4 dicembre 2020
Aggiornato 16:00
Ieri vertice a Londra sulla pianificazione familiare

Contraccezione, Melinda Gates sfida il Vaticano

La Fondazione Bill e Melinda Gates sosterrà infatti con 560 milioni di dollari un progetto di complessivi 2,6 miliardi per garantire l'uso di contraccettivi a 120 milioni di donne e ragazze fino al 2020

NEW YORK - E' stata una decisione combattuta, ma alla fine Melinda Gates, cattolica, ha deciso di sfidare il Vaticano finanziando un piano di controllo delle nascite nei Paesi in via di sviluppo. La Fondazione Bill e Melinda Gates sosterrà infatti con 560 milioni di dollari un progetto di complessivi 2,6 miliardi per garantire l'uso di contraccettivi a 120 milioni di donne e ragazze fino al 2020.

«Naturalmente è stata una decisione combattuta. Come cattolica credo in questa religione, ci sono cose meravigliose in questa fede, meravigliosi insegnamenti morali in cui credo, ma ho anche valutato le modalità per garantire la sopravvivenza delle donne», ha detto Melinda Gates all'Indipendent prima del summit che si è tenuto ieri a Londra e che ha riunito 250 delegati di 25 Paesi, ong e organizzazioni internazionali.

«Io credo nella necessità di non far morire le donne, credo nella necessità di non far morire i bambini, e per me questo è più importante di ogni discorso su quale metodo di contraccezione usare», ha aggiunto. «Negli ultimi 30 anni non abbiamo risolto il problema a causa di questa controversia - ha rimarcato - noi ora garantiremo la contraccezione.
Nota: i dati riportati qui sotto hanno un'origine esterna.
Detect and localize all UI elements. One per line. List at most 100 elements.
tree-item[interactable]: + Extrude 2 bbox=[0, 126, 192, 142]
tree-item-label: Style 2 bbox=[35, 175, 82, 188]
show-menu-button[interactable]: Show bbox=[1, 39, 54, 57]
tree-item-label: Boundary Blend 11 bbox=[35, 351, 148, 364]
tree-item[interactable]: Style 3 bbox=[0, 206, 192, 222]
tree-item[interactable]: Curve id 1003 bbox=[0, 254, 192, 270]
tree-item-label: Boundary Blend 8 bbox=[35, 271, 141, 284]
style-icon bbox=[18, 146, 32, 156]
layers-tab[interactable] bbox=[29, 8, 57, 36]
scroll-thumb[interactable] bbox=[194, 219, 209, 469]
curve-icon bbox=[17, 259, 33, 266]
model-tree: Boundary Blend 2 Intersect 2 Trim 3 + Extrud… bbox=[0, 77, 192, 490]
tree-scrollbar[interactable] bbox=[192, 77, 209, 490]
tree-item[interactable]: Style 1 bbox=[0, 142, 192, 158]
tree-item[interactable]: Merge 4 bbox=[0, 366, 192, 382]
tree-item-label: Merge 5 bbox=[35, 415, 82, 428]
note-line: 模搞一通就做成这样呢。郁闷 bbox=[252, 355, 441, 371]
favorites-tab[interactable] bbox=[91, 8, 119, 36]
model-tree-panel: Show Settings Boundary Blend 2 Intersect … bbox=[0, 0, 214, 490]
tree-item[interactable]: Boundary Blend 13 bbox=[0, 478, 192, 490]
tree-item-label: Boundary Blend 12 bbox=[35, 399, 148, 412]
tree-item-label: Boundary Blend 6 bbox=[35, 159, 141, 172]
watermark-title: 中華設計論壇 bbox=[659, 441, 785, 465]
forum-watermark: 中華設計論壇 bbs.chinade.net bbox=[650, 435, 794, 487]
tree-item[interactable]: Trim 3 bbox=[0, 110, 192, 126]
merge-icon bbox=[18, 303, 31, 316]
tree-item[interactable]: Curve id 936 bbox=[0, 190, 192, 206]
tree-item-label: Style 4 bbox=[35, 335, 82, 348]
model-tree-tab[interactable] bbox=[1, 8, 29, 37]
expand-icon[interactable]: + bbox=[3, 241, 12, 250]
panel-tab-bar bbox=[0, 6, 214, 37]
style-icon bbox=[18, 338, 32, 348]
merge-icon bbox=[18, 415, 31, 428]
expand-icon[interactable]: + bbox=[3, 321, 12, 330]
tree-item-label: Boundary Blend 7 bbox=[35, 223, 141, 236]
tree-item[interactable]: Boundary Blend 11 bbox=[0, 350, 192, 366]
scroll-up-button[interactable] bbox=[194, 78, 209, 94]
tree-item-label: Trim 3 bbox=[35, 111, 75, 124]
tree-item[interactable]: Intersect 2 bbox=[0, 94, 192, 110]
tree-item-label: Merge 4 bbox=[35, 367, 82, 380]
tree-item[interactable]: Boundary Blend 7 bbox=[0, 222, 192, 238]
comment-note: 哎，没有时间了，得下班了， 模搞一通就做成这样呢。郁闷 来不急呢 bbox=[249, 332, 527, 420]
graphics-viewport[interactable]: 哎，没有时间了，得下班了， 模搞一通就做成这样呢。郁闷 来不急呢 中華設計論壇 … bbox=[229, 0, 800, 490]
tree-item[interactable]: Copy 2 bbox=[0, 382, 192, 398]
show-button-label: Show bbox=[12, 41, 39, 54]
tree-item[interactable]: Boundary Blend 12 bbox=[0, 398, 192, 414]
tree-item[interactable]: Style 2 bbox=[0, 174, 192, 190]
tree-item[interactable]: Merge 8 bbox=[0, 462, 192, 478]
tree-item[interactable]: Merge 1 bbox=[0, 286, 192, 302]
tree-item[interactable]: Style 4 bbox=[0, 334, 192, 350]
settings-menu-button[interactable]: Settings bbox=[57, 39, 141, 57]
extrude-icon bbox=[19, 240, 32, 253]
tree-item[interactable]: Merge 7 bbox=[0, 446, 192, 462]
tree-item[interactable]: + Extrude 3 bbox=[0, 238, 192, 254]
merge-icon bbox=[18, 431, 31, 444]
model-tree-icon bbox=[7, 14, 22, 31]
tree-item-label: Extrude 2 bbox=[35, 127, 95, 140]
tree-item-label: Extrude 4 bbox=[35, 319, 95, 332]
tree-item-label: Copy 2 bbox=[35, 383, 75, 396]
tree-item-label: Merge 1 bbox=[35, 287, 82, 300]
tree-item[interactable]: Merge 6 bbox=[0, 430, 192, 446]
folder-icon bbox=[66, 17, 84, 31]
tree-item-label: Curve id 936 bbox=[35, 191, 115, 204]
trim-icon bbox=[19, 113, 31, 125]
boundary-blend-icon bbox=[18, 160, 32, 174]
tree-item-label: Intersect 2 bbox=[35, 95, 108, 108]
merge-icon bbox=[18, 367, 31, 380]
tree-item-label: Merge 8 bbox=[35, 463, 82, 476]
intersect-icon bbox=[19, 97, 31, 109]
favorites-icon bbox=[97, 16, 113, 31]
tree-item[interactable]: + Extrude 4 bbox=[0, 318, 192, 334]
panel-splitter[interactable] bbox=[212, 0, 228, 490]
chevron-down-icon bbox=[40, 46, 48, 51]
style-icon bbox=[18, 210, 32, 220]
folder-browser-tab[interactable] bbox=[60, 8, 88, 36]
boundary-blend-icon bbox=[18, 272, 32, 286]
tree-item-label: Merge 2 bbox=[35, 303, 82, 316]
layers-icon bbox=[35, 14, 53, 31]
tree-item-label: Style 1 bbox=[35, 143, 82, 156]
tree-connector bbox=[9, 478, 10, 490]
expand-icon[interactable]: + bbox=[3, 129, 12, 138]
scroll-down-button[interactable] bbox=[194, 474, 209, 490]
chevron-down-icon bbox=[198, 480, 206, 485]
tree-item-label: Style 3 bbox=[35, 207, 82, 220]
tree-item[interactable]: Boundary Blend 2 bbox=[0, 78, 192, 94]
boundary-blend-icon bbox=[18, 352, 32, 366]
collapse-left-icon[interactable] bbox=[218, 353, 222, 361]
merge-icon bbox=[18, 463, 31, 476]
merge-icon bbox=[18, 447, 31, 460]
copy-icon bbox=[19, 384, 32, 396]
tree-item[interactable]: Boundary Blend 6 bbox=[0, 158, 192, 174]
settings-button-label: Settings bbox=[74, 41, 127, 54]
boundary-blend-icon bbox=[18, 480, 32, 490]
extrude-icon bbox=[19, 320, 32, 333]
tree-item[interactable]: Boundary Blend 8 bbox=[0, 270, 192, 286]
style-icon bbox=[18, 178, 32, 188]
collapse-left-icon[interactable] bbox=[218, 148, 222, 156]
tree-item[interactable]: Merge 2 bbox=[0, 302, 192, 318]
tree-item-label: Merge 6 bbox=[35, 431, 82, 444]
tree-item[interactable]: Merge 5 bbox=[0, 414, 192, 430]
E' il modo migliore per prevenire l'aborto».

Ogni anno si registrano circa 75 milioni di gravidanze non desiderate, tra cui alcune gravidanze precoci, troppo ravvicinate, che mettono in pericolo la vita della madre e del bambino. Secondo gli organizzatori del summit, la pianificazione familiare, ossia informazioni, contraccezione, salute, eviterebbe 100.000 decessi di donne l'anno durante e dopo il parto, oltre 110 milioni gravidanze non volute, oltre 50 milioni di aborti e quasi tre milioni di decessi in meno di bambini nel loro primo anno di età.